Mr. Starr was concerned with weightier matters, and went on down to Prudence with never so much as a reproving shake of the head for the worldly-minded young twins.

"Father," began Prudence, her eyes on the lace coverlet, "do you think it would be all right for me to wear that silk dressing-gown of mother's? I need something over my nightgown, and my old flannel kimono is so ugly. You know, mother said I was to have it, and--I'm twenty now. Do you think it would be all right? But if you do not want me to wear it----"

"I do want you to," was the prompt reply. "Yes, it is quite time you were wearing it. I'll get it out of the trunk myself, and send Fairy down to help you." Then as he turned toward the door, he asked carelessly, "Is he very good-looking, Prudence?"

And Prudence, with a crimson face, answered quickly, "Oh, I really didn't notice, father."
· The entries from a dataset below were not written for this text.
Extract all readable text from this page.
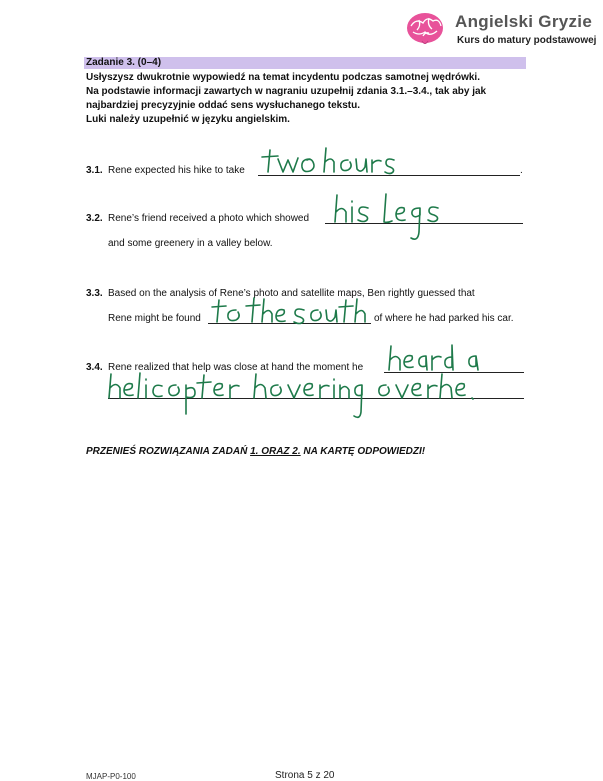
Angielski Gryzie
Kurs do matury podstawowej
Zadanie 3. (0–4)
Usłyszysz dwukrotnie wypowiedź na temat incydentu podczas samotnej wędrówki.
Na podstawie informacji zawartych w nagraniu uzupełnij zdania 3.1.–3.4., tak aby jak
najbardziej precyzyjnie oddać sens wysłuchanego tekstu.
Luki należy uzupełnić w języku angielskim.
3.1. Rene expected his hike to take	.
3.2. Rene’s friend received a photo which showed
and some greenery in a valley below.
3.3. Based on the analysis of Rene’s photo and satellite maps, Ben rightly guessed that
Rene might be found	of where he had parked his car.
3.4. Rene realized that help was close at hand the moment he
PRZENIEŚ ROZWIĄZANIA ZADAŃ 1. ORAZ 2. NA KARTĘ ODPOWIEDZI!
MJAP-P0-100	Strona 5 z 20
He went on up-stairs then, and presently Fairy came down with the dainty silk gown trimmed with fine soft lace. "I brought my lavender ribbon for your hair, Prudence. It will match the gown so nicely. Oh, you do look sweet, dearest. I pity Jerrold Harmer, I can tell you that. Now I must hurry and finish my own dressing."

But with her foot on the bottom stair, she paused. Her sister was calling after her. "Send father down here, quick, Fairy."

Father ran down quickly, and Prudence, catching hold of his hands, whispered wretchedly, "Oh, father, he--he is good-looking. I--I did notice it. I didn't really mean to lie to you."

"There, now, Prudence," he said, kissing her tenderly, "you mustn't get excited again. I'm afraid you are too nervous to have callers. You must lie very quietly until he comes. That was no lie, child. You are so upset you do not know what you are saying to-day. Be quiet now, Prudence,--it's nearly time for him to come."

"You are a dear good father," she cried, kissing his hands passionately, "but it was a lie. I did know what I was saying. I did it on purpose."

And Mr. Starr's heart was heavy, for he knew that his fears were realized.